Ride sharing giant Uber has signed a deal with NASA as its plans to roll out autonomous flying cars takes off.
Uber will work with the US space agency to develop software for managing flying taxi routes, Uber’s chief product officer Jeff Holden told the Web Summit in Lisbon, Portugal on Wednesday night (AEST).
The project, dubbed Elevate, hopes to trial aerial taxis in Dallas, Dubai and Los Angeles by 2020.
Uber released a glossily produced promotional video demonstrating what using its aerial taxi service would look like from the perspective of a working mother taking a flight home from work.
In the video, the passenger books her flight through the Uber app and takes an elevator a an “Uber skyport” on the roof of a nearby building,
After using her smartphone to pass through a turnstile, the user is briefly weighed before being let to an aircraft that resembles a cross between a plane and a helicopter with fixed wings and tilt-prop rotors.
During the flight, she looks out of the window at the traffic below before arriving home to her family to the closing tagline: “Closer than you think.”
Uber’s Elevate vision:
NASA, which is yet to comment on the partnership, has previously announced it was working with a variety of companies to develop urban air mobility.
Uber first announced its plan for flying taxies in a white paper released last year,
Uber has been involved with regulatory issues around the world over its app-based ride-sharing service, and is hoping to avoid similar problems over its air plans.
“We are very much embracing the regulatory bodies and starting very early in discussions about this and getting everyone aligned with the vision,” Mr Holden said.
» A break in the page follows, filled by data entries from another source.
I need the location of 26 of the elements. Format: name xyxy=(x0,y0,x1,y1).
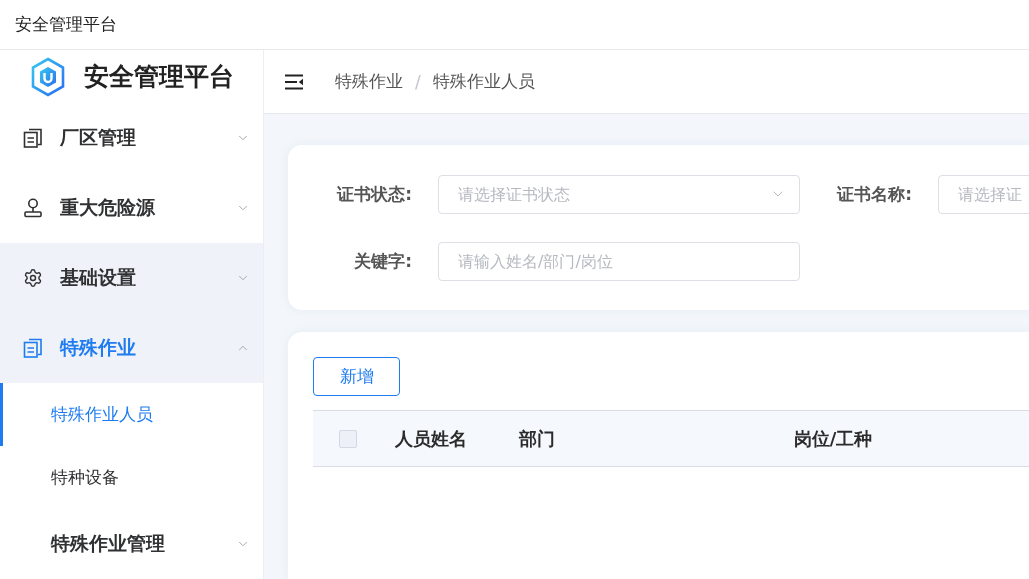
document-icon xyxy=(23,338,43,358)
select-all-checkbox[interactable] xyxy=(338,429,357,448)
window-title: 安全管理平台 xyxy=(15,13,117,36)
filter-label: 关键字: xyxy=(353,250,412,273)
column-header: 人员姓名 xyxy=(394,426,468,451)
filter-label: 证书状态: xyxy=(335,183,412,206)
column-header: 部门 xyxy=(518,426,556,451)
column-header: 岗位/工种 xyxy=(792,426,874,451)
menu-icon[interactable] xyxy=(284,73,304,90)
document-icon xyxy=(23,128,43,148)
settings-icon xyxy=(23,268,43,288)
submenu-group[interactable]: 特殊作业管理 xyxy=(0,509,263,579)
select-field[interactable]: 请选择证书状态 xyxy=(438,175,800,214)
stamp-icon xyxy=(23,198,43,218)
breadcrumb-separator: / xyxy=(415,71,421,92)
brand-title: 安全管理平台 xyxy=(84,61,234,93)
submenu-item[interactable]: 特种设备 xyxy=(0,446,263,509)
filter-label: 证书名称: xyxy=(835,183,912,206)
input-field[interactable]: 请输入姓名/部门/岗位 xyxy=(438,242,800,281)
breadcrumb-link[interactable]: 特殊作业 xyxy=(335,70,403,93)
menu-item[interactable]: 基础设置 xyxy=(0,243,263,313)
breadcrumb-current: 特殊作业人员 xyxy=(432,70,535,93)
shield-logo-icon xyxy=(30,56,66,97)
menu-item[interactable]: 特殊作业 xyxy=(0,313,263,383)
add-button[interactable]: 新增 xyxy=(313,357,400,396)
select-field[interactable]: 请选择证 xyxy=(938,175,1029,214)
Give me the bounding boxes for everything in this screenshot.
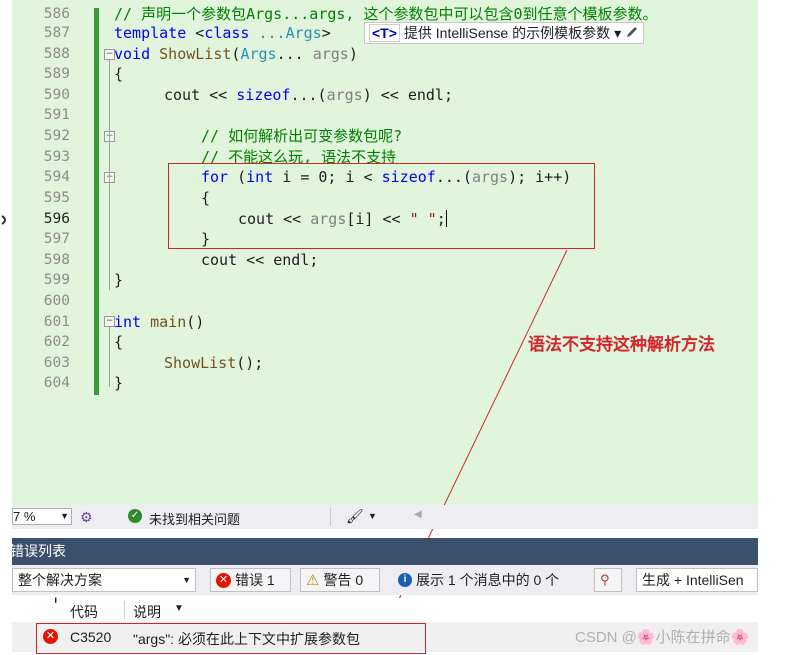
chevron-down-icon: ▼ xyxy=(60,511,69,521)
info-icon: i xyxy=(398,573,412,587)
build-filter-select[interactable]: 生成 + IntelliSen xyxy=(636,568,758,592)
error-list-header: ╹ 代码 说明 ▼ xyxy=(12,598,758,622)
line-number: 590 xyxy=(43,87,70,103)
code-line-590: cout << sizeof...(args) << endl; xyxy=(164,86,453,104)
column-code[interactable]: 代码 xyxy=(70,602,98,622)
scope-guide xyxy=(109,140,110,170)
line-number: 599 xyxy=(43,272,70,288)
editor-status-bar: 7 % ▼ ⚙ ✓ 未找到相关问题 🖌 ▼ ◀ xyxy=(12,505,758,529)
hint-text: 提供 IntelliSense 的示例模板参数 xyxy=(403,25,611,41)
warning-icon: ⚠ xyxy=(306,572,320,589)
filter-icon: ⚲ xyxy=(600,572,610,587)
line-number: 597 xyxy=(43,231,70,247)
code-editor[interactable]: 586 587 588 589 590 591 592 593 594 595 596 597 598 5… xyxy=(12,0,758,505)
code-line-603: ShowList(); xyxy=(164,354,264,372)
code-line-589: { xyxy=(114,65,124,83)
build-filter-value: 生成 + IntelliSen xyxy=(642,572,744,588)
errors-filter-button[interactable]: ✕ 错误 1 xyxy=(210,568,291,592)
line-number: 591 xyxy=(43,107,70,123)
code-line-602: { xyxy=(114,333,124,351)
line-number: 604 xyxy=(43,375,70,391)
highlight-box-error xyxy=(36,623,426,654)
chevron-down-icon: ▼ xyxy=(182,575,191,585)
errors-label: 错误 1 xyxy=(235,572,275,588)
pencil-icon[interactable] xyxy=(625,25,639,42)
error-icon: ✕ xyxy=(216,572,231,588)
line-number: 592 xyxy=(43,128,70,144)
line-number: 589 xyxy=(43,66,70,82)
line-number-gutter: 586 587 588 589 590 591 592 593 594 595 596 597 598 5… xyxy=(12,0,70,505)
divider xyxy=(330,508,331,526)
line-number: 593 xyxy=(43,149,70,165)
warnings-label: 警告 0 xyxy=(323,572,364,588)
status-text: 未找到相关问题 xyxy=(149,512,241,527)
line-number: 601 xyxy=(43,314,70,330)
zoom-select[interactable]: 7 % ▼ xyxy=(12,508,72,525)
watermark: CSDN @🌸小陈在拼命🌸 xyxy=(575,629,750,646)
messages-filter-button[interactable]: i 展示 1 个消息中的 0 个 xyxy=(392,568,592,592)
brush-icon[interactable]: 🖌 xyxy=(346,508,364,525)
bug-icon[interactable]: ⚙ xyxy=(80,509,93,526)
scope-select[interactable]: 整个解决方案 ▼ xyxy=(12,568,196,592)
code-line-587: template <class ...Args> xyxy=(114,24,331,42)
scope-guide xyxy=(109,60,110,290)
messages-label: 展示 1 个消息中的 0 个 xyxy=(416,572,560,588)
chevron-down-icon[interactable]: ▼ xyxy=(368,511,377,521)
scope-value: 整个解决方案 xyxy=(18,572,102,588)
filter-button[interactable]: ⚲ xyxy=(594,568,622,592)
column-description[interactable]: 说明 xyxy=(133,602,161,622)
warnings-filter-button[interactable]: ⚠ 警告 0 xyxy=(300,568,380,592)
line-number: 603 xyxy=(43,355,70,371)
scroll-left-icon[interactable]: ◀ xyxy=(414,509,422,520)
sort-desc-icon[interactable]: ▼ xyxy=(174,603,184,614)
code-line-586: // 声明一个参数包Args...args, 这个参数包中可以包含0到任意个模板… xyxy=(114,5,658,23)
highlight-box-for-loop xyxy=(168,163,595,249)
code-line-604: } xyxy=(114,374,124,392)
error-list-toolbar: 整个解决方案 ▼ ✕ 错误 1 ⚠ 警告 0 i 展示 1 个消息中的 0 个 … xyxy=(12,565,758,595)
code-line-601: int main() xyxy=(114,313,205,331)
line-number: 602 xyxy=(43,334,70,350)
code-line-598: cout << endl; xyxy=(201,251,319,269)
check-icon: ✓ xyxy=(128,509,142,523)
change-tracking-bar xyxy=(94,8,99,395)
line-number: 586 xyxy=(43,6,70,22)
code-line-588: void ShowList(Args... args) xyxy=(114,45,358,63)
panel-title: 错误列表 xyxy=(10,543,66,559)
error-list-title-bar[interactable]: 错误列表 xyxy=(10,538,758,565)
line-number: 595 xyxy=(43,190,70,206)
line-number: 594 xyxy=(43,169,70,185)
template-tag-icon: <T> xyxy=(369,24,400,42)
execution-marker-icon xyxy=(0,212,12,226)
line-number: 587 xyxy=(43,25,70,41)
line-number: 600 xyxy=(43,293,70,309)
chevron-down-icon[interactable]: ▾ xyxy=(614,25,621,42)
line-number: 588 xyxy=(43,46,70,62)
divider xyxy=(124,601,125,619)
line-number: 596 xyxy=(43,211,70,227)
code-line-592: // 如何解析出可变参数包呢? xyxy=(201,127,403,145)
line-number: 598 xyxy=(43,252,70,268)
scope-guide xyxy=(109,327,110,387)
annotation-label: 语法不支持这种解析方法 xyxy=(528,335,715,355)
intellisense-template-hint[interactable]: <T> 提供 IntelliSense 的示例模板参数 ▾ xyxy=(364,22,645,44)
pin-icon[interactable]: ╹ xyxy=(53,598,58,609)
code-line-599: } xyxy=(114,271,124,289)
Despite NASA’s involvement, project Elevate faces significant regultory and technological hurdles before any pilot program can get off the ground.
Uber has said it envisages using electric, autonomous aircraft for the service with the ability to take off and land vertically, which do not yet exist.
Recent research by Gartner played down the prospect of flying, autonomous vehicles becoming reality in the near future given the daunting task of regulating the aircraft in existing air traffic control systems.
Professor David Dunn of the University of Birmingham was quoted by the BBC as saying while the technological issues could be overcome, opening up the airspace needed was another issue.
“There are problems about how such transport will be policed, insured and registered,” he said.
Uber plans to develop the software to manage the flying taxi network with the vehicles to be built primarily by Pipistrel Aircraft.